Hi. I have the model that I sometimes train on a single GPU and sometimes on multiples GPUs. In its architecture there are batchnorm’s so I decided to use model = SyncBatchNorm.convert_sync_batchnorm(model) to avoid performance loss when training on Multi-GPU.

However, the thing is that now when I want to train on one GPU I get the following error:

...
  File "/home/alain/miniconda3/envs/ts/lib/python3.10/site-packages/torch/nn/modules/module.py", line 1110, in _call_impl
    return forward_call(*input, **kwargs)
  File "/home/alain/miniconda3/envs/ts/lib/python3.10/site-packages/torch/nn/modules/container.py", line 141, in forward
    input = module(input)
  File "/home/alain/miniconda3/envs/ts/lib/python3.10/site-packages/torch/nn/modules/module.py", line 1110, in _call_impl
    return forward_call(*input, **kwargs)
  File "/home/alain/miniconda3/envs/ts/lib/python3.10/site-packages/torch/nn/modules/batchnorm.py", line 731, in forward
    world_size = torch.distributed.get_world_size(process_group)
  File "/home/alain/miniconda3/envs/ts/lib/python3.10/site-packages/torch/distributed/distributed_c10d.py", line 867, in get_world_size
    return _get_group_size(group)
  File "/home/alain/miniconda3/envs/ts/lib/python3.10/site-packages/torch/distributed/distributed_c10d.py", line 325, in _get_group_size
    default_pg = _get_default_group()
  File "/home/alain/miniconda3/envs/ts/lib/python3.10/site-packages/torch/distributed/distributed_c10d.py", line 429, in _get_default_group
    raise RuntimeError(
RuntimeError: Default process group has not been initialized, please make sure to call init_process_group.

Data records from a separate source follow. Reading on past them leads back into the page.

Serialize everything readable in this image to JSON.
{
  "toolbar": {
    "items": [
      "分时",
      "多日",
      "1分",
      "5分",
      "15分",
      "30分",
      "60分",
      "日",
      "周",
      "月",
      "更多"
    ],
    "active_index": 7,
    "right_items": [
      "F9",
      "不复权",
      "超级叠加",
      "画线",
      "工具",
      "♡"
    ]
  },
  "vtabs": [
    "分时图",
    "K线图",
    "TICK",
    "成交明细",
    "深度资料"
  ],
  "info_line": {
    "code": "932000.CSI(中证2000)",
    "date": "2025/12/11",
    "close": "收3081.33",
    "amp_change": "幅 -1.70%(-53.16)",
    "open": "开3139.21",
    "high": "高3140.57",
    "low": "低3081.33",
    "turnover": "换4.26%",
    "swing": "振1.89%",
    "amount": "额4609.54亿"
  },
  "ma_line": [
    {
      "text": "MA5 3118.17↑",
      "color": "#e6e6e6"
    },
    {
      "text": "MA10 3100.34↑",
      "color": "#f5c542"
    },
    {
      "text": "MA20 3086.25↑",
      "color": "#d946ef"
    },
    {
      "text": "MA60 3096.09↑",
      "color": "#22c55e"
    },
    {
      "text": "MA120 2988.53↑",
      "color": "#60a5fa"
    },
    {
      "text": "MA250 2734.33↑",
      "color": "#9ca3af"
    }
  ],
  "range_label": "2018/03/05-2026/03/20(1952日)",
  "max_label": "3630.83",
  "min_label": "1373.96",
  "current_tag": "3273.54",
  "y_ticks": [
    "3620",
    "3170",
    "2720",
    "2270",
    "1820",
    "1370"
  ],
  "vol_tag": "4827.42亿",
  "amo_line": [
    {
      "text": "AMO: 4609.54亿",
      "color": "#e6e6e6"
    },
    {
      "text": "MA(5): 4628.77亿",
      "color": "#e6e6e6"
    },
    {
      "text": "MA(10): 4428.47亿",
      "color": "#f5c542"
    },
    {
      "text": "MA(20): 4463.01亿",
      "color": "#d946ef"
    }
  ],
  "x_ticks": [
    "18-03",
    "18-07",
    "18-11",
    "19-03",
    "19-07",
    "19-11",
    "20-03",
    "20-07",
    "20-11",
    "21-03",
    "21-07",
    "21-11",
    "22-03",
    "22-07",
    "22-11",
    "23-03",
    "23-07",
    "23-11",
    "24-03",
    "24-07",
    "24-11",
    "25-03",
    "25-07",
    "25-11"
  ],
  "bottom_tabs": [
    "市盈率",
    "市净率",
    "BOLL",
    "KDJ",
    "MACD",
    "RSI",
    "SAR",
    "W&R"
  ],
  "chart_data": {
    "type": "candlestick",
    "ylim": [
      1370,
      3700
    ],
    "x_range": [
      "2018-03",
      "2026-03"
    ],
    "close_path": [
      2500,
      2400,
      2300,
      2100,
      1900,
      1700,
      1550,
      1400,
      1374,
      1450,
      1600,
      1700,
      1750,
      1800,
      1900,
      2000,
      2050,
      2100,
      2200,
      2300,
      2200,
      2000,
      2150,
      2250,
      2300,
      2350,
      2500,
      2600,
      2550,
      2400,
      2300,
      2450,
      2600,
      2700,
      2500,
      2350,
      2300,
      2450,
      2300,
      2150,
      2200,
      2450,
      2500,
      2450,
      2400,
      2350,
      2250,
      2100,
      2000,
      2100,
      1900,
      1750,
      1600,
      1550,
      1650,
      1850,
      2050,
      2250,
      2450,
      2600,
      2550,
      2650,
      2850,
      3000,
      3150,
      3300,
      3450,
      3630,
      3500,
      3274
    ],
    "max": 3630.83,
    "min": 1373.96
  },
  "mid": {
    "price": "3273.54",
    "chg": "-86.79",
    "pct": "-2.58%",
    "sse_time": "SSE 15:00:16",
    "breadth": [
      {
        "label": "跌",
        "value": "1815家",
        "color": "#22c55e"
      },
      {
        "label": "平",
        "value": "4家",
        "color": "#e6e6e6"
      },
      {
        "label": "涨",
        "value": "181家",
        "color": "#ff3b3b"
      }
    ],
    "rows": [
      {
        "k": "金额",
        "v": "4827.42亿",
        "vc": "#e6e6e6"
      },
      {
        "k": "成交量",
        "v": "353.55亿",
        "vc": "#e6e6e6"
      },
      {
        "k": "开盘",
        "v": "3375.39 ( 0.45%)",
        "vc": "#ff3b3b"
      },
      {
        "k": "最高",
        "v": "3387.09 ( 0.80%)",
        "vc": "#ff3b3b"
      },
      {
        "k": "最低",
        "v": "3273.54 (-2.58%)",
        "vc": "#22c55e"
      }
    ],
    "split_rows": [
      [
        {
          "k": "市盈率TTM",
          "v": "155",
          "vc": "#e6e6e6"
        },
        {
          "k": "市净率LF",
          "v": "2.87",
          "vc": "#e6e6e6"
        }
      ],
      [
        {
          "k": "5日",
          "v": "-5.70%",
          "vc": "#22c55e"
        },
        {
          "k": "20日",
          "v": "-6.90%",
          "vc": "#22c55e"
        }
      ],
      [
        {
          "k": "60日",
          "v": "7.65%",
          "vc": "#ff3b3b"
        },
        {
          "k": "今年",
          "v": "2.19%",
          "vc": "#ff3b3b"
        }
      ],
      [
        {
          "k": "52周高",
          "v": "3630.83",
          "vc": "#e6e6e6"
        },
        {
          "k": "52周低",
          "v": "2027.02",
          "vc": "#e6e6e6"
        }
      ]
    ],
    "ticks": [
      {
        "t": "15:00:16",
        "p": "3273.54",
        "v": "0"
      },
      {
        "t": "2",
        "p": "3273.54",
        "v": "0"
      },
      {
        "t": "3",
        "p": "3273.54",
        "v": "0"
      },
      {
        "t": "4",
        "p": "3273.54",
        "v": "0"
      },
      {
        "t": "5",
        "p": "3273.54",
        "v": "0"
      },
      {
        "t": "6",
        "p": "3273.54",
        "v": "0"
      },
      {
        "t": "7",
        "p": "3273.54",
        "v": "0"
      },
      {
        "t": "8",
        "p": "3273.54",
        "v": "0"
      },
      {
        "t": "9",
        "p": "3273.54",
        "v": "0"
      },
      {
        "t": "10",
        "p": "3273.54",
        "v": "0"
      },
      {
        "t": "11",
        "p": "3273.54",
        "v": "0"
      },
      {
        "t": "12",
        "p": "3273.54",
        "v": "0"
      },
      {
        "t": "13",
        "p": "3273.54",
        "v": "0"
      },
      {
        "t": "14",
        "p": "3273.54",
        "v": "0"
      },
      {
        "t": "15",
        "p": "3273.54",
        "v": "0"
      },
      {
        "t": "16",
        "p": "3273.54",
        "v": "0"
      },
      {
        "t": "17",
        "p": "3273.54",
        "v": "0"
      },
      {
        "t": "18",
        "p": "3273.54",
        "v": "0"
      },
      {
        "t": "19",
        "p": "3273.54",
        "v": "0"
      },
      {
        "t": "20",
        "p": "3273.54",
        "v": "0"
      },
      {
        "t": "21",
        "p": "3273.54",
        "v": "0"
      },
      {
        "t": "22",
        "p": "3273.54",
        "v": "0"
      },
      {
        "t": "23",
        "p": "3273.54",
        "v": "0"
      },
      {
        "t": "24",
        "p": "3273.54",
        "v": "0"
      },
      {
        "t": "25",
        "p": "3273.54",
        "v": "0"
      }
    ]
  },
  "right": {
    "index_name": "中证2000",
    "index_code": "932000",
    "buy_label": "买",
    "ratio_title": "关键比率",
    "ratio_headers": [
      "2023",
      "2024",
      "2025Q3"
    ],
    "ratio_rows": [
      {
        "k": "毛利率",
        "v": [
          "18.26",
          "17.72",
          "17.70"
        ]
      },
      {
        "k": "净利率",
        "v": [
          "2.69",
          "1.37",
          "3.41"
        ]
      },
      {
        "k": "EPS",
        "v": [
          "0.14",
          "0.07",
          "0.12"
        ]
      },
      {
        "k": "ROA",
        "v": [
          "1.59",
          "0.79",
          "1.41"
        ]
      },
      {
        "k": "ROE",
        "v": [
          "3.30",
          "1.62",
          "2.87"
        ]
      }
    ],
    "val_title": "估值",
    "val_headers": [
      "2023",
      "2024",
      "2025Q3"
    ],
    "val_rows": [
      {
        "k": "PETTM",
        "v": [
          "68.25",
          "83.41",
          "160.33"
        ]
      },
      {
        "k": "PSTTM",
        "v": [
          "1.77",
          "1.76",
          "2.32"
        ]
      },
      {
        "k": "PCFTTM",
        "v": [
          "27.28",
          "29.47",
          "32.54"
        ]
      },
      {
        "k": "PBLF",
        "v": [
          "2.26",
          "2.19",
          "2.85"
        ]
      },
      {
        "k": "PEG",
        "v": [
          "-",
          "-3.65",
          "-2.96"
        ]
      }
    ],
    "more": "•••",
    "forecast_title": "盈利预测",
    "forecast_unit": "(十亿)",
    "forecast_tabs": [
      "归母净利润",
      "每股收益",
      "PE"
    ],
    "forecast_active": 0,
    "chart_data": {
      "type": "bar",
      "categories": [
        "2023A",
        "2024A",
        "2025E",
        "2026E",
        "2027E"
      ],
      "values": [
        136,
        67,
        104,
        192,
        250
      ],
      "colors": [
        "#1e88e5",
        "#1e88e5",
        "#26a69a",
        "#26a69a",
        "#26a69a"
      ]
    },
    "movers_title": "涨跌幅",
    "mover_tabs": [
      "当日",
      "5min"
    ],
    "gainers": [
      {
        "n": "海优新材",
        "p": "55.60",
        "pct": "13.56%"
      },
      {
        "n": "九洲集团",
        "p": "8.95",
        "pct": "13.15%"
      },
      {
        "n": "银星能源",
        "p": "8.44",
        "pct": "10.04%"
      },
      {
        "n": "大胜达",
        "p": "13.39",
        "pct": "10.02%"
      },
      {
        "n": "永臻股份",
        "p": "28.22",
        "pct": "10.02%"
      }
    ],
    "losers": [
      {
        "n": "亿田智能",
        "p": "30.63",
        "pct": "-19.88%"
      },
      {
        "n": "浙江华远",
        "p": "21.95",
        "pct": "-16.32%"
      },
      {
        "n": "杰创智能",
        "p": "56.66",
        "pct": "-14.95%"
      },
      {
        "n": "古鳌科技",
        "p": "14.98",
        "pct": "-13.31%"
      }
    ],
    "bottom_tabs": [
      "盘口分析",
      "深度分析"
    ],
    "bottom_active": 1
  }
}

I tried to do something conditional like:

import torch.distributed as dist
model = SyncBatchNorm.convert_sync_batchnorm(model) if dist.get_world_size() > 1 else model

but I got a similar error when trying to evaluate dist.get_world_size().

Also, I use Pytorch Lightning, I don’t know whether it can help/be an issue.

Does anyone has an idea?
Thanks a lot!

Try to use torch.distributed.is_initialized() in a condition.